The tower is located in a quickly developing neighbourhood that boasts quick access to Shenzhen Bao’An International Airport and the cities along the Pearl River Delta. Because of its convenient location, there was ample demand for new office space but an airport-imposed height restriction of 150 meters. Responding to this unique constraint, the design breaks the monolithic building mass into a series of several smaller volumes that shift in and out to integrate better the tower into the scale of the site surroundings. These shifting volumes lend the tower a visual lightness—the building unfolds in a cascade of terraces and cantilevers that create a rich dialogue with the neighbouring buildings.
Each of these smaller urban blocks becomes its own self-contained urban neighbourhood. The floors of each building volume are connected by spiral staircases, forming vertically cohesive work environments that foster collaboration and enhance productivity. The staircases are set in soaring atria carved out from the floor-plates. The full-height atria visually interconnect each floor of the urban village and overlook landscaped terraces, offering signature gathering places that dissolve the distinction between interior and exterior.
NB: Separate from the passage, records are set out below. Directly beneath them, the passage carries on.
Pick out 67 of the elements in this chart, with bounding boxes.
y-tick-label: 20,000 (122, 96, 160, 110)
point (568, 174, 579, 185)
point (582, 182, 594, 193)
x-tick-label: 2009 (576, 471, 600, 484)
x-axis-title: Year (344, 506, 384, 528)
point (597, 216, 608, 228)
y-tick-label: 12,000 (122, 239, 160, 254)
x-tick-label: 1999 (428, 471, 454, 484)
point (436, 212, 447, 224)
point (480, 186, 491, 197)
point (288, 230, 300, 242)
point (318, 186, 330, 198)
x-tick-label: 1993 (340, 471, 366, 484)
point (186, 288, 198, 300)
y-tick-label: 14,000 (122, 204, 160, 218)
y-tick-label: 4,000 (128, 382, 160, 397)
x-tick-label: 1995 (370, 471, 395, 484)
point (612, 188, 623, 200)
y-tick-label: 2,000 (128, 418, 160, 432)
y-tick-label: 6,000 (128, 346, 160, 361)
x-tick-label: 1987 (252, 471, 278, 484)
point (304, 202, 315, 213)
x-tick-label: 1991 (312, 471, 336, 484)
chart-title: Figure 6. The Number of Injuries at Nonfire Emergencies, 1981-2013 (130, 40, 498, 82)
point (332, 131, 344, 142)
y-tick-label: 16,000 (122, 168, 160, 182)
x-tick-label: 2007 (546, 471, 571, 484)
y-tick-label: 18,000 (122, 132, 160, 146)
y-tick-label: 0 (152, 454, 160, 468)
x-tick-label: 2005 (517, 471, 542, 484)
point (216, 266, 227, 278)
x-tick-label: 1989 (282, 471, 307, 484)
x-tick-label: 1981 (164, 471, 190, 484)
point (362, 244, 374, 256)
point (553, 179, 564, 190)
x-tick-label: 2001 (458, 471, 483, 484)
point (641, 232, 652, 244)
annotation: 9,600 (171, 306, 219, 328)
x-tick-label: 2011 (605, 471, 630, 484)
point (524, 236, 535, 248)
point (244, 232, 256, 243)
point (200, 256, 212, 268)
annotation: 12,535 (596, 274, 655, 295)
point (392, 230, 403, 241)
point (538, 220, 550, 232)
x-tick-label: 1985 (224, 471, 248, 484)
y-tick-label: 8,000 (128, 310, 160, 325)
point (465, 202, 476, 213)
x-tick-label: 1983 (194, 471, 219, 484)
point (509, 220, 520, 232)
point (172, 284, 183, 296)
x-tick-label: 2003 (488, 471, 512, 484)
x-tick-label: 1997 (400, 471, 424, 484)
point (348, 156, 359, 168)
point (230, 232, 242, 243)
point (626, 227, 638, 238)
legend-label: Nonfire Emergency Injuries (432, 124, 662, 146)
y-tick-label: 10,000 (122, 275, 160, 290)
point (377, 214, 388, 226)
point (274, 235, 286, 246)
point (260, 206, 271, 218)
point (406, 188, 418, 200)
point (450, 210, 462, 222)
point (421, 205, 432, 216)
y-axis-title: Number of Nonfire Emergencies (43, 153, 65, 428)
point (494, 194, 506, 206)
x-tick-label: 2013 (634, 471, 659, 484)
These atria form the social heart of the villages. Acting as urban living rooms, they boost morale and productivity by breaking down what would be large and impersonal office building into smaller, cohesive communities where collaboration and creative thought flourish. Flooded by natural light from the terraces and framing unique vantages of the surrounding city and landscape, the atria are social hubs where all tenants can come to relax, talk with one another, or collaborate informally. They open directly onto the terraces, where sky gardens invite employees to stroll and take a break from the stress of work.
By lifting the ground lobby of the office building to the second floor and recessing the ground floor podium deep into the site, the design creates a large open public plaza on the south side that is being shaded by the cantilever mass above. It connects with the adjacent public spaces and parks along Haixiu Road and becomes part of a continuous greenway that leads to the Bao’An Bay coastline. At the north side of the ground floor, a 3,000-square-meter bus terminal is incorporated into the podium. The bus terminal is poised to become an important transit node along Yu’An 1st Road, a major transit corridor in Bao’An district.
On this project, Jaeger Kahlen Partner worked in closed collaboration with Transsolar KlimaEngineering to develop and incorporate several practical and efficient sustainability techniques into the design which consider the working comfort of its users first. The innovative closed cavity façade with solar blinds positioned in the air-gaps features minimised solar thermal transfer while providing acoustic separation between the office interiors and the busy outdoor surroundings and the adjacent S3 highway that is connecting Shenzhen with Dongguan and Guangzhou. Radial cooling system has been selected for this project, instead of all-air-in, in order to decrease the energy demand for the constantly required air volume. The big advantage of this cooling system is that it allows to have higher floor to ceiling indoor office height, which allows more daylight to enter inside the office spaces. Highly efficient glass minimises both heat gain and glare, resulting in more comfortable and sustainable work environments. The accessible terraces throughout the building reduce heat island effect, increase the amount of green space on site, and improve natural ventilation.